Teniendo como referencia la complejidad descrita, ha comenzado a avanzar a pasos agigantados en los últimos años la noción de inteligencia artificial (IA). Según Marcos Hutter, académico alemán y Shane Legg, cofundador de Deep Mind, actualmente una empresa perteneciente a Google Alfphabet: se define como “la habilidad general de un agente para alcanzar objetivos en un amplio rango de ambientes o entornos, lo que implica razonamiento, memoria, comprensión, aprendizaje y planeación”. En esta línea el alcance de la definición es muy amplio e inquietante, pues si la inteligencia reside en la máquina o en el software es análogo a si ésta reside en las neuronas o en el cerebro o en las señales electroquímicas.

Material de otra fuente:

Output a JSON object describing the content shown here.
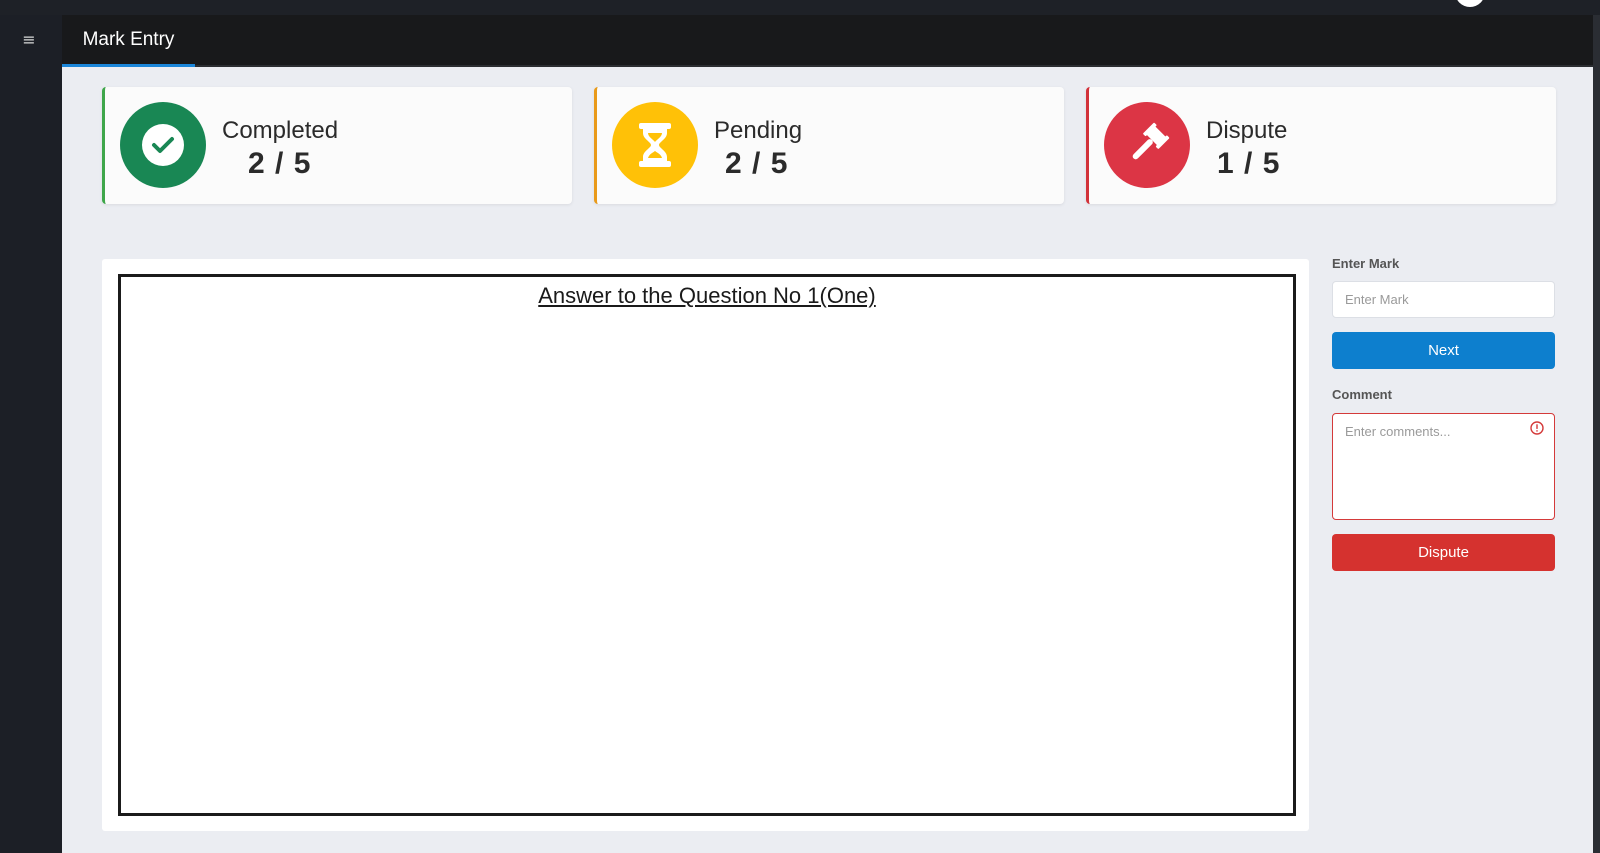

Para lograr este propósito se necesitan avanzados algoritmos que permitan codificar de una manera realizable toda la complejidad que ellos implican.

Será necesario para ir adentrándose en este campo de la inteligencia artificial distinguir entre dos tipos muy diferentes: La IA Estrecha, también conocida como “débil” (IAE), que es con la cual hoy en día interactuamos sin estar muy conscientes de ello. El ejemplo más obvio es un smartphone, que tiene mucho más poder que las computadoras con que la NASA llevó un hombre a la Luna en 1969. El segundo tipo de inteligencia artificial es la denominada General (IAG) o también conocida como “fuerte”, podríamos agregar, “verdadera”. La manera más fácil de definirla es decir que la IAG se espera que pueda replicar “cualquier función cognitiva de los humanos”. Tendrá la habilidad de reflexionar sobre sus objetivos y decidir cómo ajustarlos (como se aprecia en la muy buena película de ciencia ficción Ex machina). Respecto a los avances en IAG, estos han sido inspirados, una vez más, en el modo de funcionamiento de la naturaleza, tomando como referencia la aparente simplicidad del cerebro de una abeja en relación con las complejas tareas que puede realizar. Volar, adaptarse al tipo de viento, identificar alimentos y depredadores y rápidamente decidir si pelear o escapar. Una abeja tiene alrededor de novecientas cincuenta mil neuronas y hoy existen computadoras de gigabytes y terabytes que sería esperable se comporten como abeja. Pero con los algoritmos tradicionales que resuelven problemas en computadoras de almacenamiento masivo y procesadores súper rápidos no se puede ni siquiera acercarse a realizar lo que el pequeño cerebro de una abeja puede lograr.